Thurmont Police Officer William Murray has been diagnosed with leukemia and is receiving treatment in Baltimore. He is seen here (standing, center, in uniform with sunglasses on his head) during the 2006 National Night Out, six months before being diagnosed with leukemia, with some of his fellow police officers.

And they are grateful for the love and support they have received from everyone.

The couple is currently staying in a hotel, but will soon move into a Baltimore apartment donated by Thurmont residents John and Karen Kinnaird.
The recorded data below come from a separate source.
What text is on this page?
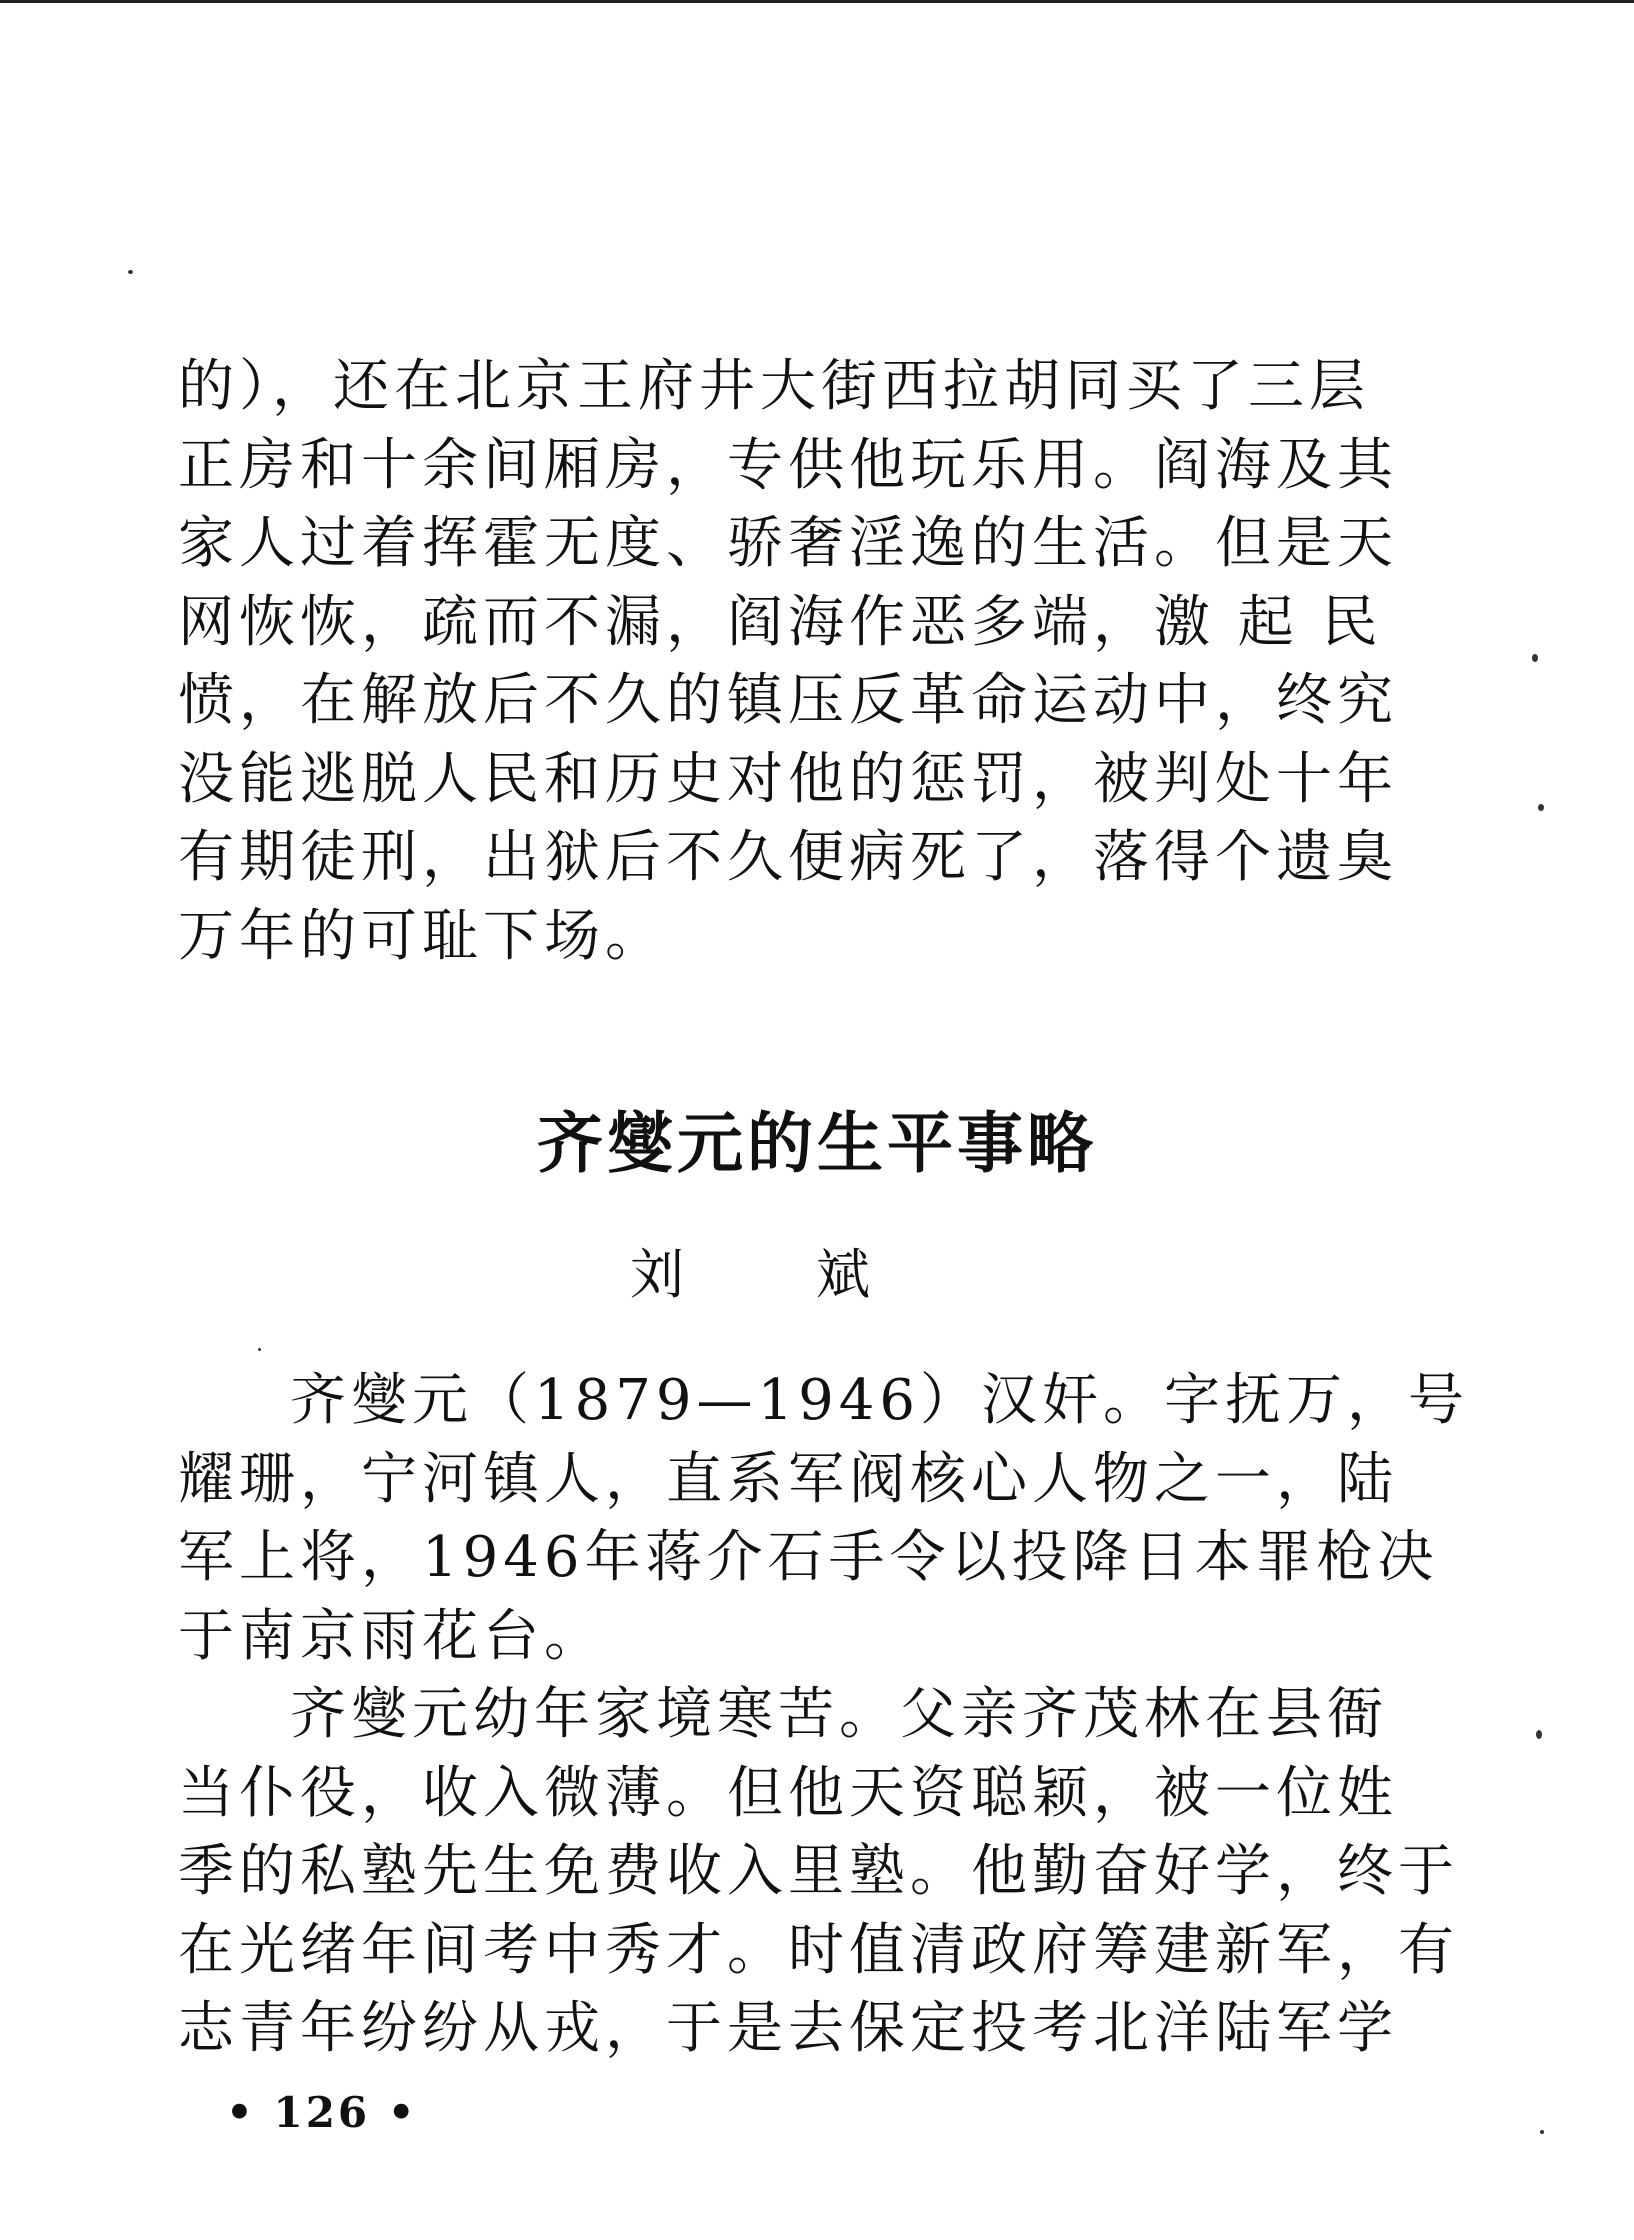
的），还在北京王府井大街西拉胡同买了三层
正房和十余间厢房，专供他玩乐用。阎海及其
家人过着挥霍无度、骄奢淫逸的生活。但是天
网恢恢，疏而不漏，阎海作恶多端，激 起 民
愤，在解放后不久的镇压反革命运动中，终究
没能逃脱人民和历史对他的惩罚，被判处十年
有期徒刑，出狱后不久便病死了，落得个遗臭
万年的可耻下场。
齐燮元的生平事略
刘 斌
齐燮元（1879—1946）汉奸。字抚万，号
耀珊，宁河镇人，直系军阀核心人物之一，陆
军上将，1946年蒋介石手令以投降日本罪枪决
于南京雨花台。
齐燮元幼年家境寒苦。父亲齐茂林在县衙
当仆役，收入微薄。但他天资聪颖，被一位姓
季的私塾先生免费收入里塾。他勤奋好学，终于
在光绪年间考中秀才。时值清政府筹建新军，有
志青年纷纷从戎，于是去保定投考北洋陆军学
• 126 •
John Kinnaird said his wife’s family owns the apartment in a nice part of town and wanted to help.

“We’re only doing it because we want the guy to get better and have less of an expense while he’s doing it,” Kinnaird said, tossing away credit for the donation.

Fellow officers Lieutenant Shawn Tyler and Sergeant Mike Figgins have opened an account at F & M Bank in Thurmont (called the William Murray Fund) to raise money for medical and other costs associated with Murray’s treatment and recovery.

“We are soliciting donations from anyone and everyone that can be sent care of the police to assist with medical bills, the cost associate with travel” and more, Tyler said.

A friend of the family got the couple some furniture for the apartment in Baltimore. Co-workers have donated gas cards and other things because Mason has been driving back and forth to Johns Hopkins, she said.

Thurmont resident and Catoctin Colorfest President Beverly Zienda announced recently at a town meeting that Colorfest donated $300 in gas cards to the couple.

“We wanted to do something for his fiancé because running back and forth to Baltimore is very expensive,” Zienda said.

Mason said she and Murray find it hard to believe so many people are doing so much for them.

“I can’t even say enough. It’s so generous…” she said. “We couldn’t ask for him (Murray) to work in a better town, be in better place or with better people. They are all so kind. They couldn’t do any more, Mason said.